Here’s an example of time-division multiplexing. You can see I have a blue, a red, and a purple network. I have a multiplexer on one end that’s going to combine all three of these channels into a single communication channel. And you can see it splitting up the usage of this network by time. I have a blue, a red, a purple, a blue, a red, and a purple. On the other end there is a demultiplexer, and it’s going to separate out the blues, the reds, and the purples back onto theur original networks.

We also use two different ways to send the data across these mediums. We have analog modulation and digital modulation. For analog modulation, we are simply sending an analog signal over this analog channel. This is very commonly seen for things like AM and FM radio communications.

We also can communicate via digital modulation. In this case, we’re sending a digital signal over what is originally an analog channel.

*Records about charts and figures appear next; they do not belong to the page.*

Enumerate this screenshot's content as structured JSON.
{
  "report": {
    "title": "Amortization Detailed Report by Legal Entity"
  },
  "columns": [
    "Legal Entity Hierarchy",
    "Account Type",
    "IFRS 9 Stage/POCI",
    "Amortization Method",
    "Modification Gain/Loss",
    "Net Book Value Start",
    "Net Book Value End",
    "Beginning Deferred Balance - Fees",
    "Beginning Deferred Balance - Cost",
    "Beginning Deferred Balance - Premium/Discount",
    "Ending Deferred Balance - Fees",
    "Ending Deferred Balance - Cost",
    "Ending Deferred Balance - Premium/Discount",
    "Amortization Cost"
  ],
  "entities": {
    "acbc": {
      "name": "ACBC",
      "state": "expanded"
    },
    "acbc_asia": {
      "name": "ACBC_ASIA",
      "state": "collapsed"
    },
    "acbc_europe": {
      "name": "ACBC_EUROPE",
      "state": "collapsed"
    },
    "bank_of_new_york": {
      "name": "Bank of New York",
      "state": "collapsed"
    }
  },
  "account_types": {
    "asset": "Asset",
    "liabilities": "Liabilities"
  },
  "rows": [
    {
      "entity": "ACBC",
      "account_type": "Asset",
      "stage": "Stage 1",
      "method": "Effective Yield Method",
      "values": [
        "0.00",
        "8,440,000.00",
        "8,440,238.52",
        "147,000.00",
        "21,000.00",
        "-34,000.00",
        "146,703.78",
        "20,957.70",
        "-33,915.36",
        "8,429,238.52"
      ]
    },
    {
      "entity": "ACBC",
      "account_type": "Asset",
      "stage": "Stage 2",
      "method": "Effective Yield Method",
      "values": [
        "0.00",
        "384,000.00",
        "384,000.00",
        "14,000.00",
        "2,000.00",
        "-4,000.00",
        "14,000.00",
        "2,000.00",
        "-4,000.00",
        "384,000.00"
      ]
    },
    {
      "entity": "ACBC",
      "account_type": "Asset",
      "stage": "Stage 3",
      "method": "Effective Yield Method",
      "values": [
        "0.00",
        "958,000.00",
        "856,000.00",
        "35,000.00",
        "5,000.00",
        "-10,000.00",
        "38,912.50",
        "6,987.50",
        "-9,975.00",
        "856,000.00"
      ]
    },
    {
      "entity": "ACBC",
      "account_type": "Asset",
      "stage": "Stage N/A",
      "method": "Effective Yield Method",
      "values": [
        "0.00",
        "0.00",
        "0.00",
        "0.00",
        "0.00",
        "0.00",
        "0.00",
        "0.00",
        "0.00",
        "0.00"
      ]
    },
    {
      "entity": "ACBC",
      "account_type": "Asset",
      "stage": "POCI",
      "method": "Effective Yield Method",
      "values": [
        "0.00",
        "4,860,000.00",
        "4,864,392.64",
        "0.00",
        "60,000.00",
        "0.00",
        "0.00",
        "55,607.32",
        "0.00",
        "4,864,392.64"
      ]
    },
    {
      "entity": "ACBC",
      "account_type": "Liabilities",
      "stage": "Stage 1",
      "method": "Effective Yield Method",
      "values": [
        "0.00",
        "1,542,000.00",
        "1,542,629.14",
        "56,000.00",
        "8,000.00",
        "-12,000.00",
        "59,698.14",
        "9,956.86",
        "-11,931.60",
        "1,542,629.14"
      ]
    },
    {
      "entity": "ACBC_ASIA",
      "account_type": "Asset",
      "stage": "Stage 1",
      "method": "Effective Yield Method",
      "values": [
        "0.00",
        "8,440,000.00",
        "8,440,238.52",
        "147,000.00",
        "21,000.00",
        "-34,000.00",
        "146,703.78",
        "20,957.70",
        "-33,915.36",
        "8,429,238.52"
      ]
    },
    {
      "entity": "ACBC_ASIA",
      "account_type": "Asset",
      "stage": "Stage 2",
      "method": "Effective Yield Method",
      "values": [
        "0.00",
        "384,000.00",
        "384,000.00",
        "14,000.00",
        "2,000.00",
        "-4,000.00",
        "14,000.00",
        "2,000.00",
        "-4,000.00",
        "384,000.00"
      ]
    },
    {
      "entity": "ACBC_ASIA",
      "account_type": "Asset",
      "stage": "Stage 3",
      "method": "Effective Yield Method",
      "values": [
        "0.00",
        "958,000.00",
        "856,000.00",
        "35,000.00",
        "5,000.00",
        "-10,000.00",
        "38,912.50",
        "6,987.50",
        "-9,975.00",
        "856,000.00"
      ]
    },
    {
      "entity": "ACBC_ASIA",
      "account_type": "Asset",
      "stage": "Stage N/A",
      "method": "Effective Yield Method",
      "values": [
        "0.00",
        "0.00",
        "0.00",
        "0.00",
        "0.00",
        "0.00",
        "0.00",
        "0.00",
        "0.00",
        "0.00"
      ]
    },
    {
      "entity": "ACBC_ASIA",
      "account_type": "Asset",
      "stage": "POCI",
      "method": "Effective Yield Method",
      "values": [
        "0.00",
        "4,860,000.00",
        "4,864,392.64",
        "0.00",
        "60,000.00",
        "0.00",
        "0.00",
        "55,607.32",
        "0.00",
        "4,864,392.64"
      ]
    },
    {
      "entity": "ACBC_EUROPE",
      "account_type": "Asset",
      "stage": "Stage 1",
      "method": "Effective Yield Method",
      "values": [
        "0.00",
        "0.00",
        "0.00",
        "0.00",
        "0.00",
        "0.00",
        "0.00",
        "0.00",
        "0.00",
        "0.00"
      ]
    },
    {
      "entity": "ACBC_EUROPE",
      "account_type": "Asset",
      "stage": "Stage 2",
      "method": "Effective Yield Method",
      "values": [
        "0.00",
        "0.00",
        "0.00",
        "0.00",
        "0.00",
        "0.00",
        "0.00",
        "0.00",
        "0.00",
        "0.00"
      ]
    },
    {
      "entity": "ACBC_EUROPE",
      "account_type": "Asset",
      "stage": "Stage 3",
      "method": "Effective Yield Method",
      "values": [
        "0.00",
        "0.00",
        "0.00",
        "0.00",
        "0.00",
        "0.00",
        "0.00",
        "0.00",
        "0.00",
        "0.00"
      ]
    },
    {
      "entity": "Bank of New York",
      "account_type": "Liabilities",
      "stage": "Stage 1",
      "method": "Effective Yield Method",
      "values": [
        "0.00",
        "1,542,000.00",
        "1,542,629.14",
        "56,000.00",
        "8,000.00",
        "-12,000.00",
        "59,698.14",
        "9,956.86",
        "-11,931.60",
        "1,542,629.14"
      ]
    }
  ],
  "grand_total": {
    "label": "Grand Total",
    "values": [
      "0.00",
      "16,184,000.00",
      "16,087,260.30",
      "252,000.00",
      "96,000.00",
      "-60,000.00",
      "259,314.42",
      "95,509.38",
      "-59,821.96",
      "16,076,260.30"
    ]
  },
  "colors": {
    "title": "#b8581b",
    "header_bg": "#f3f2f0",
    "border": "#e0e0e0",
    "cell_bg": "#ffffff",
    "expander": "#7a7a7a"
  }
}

You can see this in something like satellite radio communication, where you’re receiving a digital signal on your satellite radio, but it’s being sent over this wireless analog channel.

When you’re sending digital signals over an analog channel, you have to convert these from this digital wave that we have here with the ones, the zeros, and the ones, into something that can be sent over the analog medium. So we need sine waves to replace these ones and zeros and ones.

And you can see if we were to take a representation of that, one way to do it would be to have a tighter wavelength for one, one that’s a little bit longer for zero, and then back to the shorter wavelength for another one. So you can send this over the analog channel, you can receive it on the other side, and reinterpret those sine waves back into the ones and zeroes for the digital communication.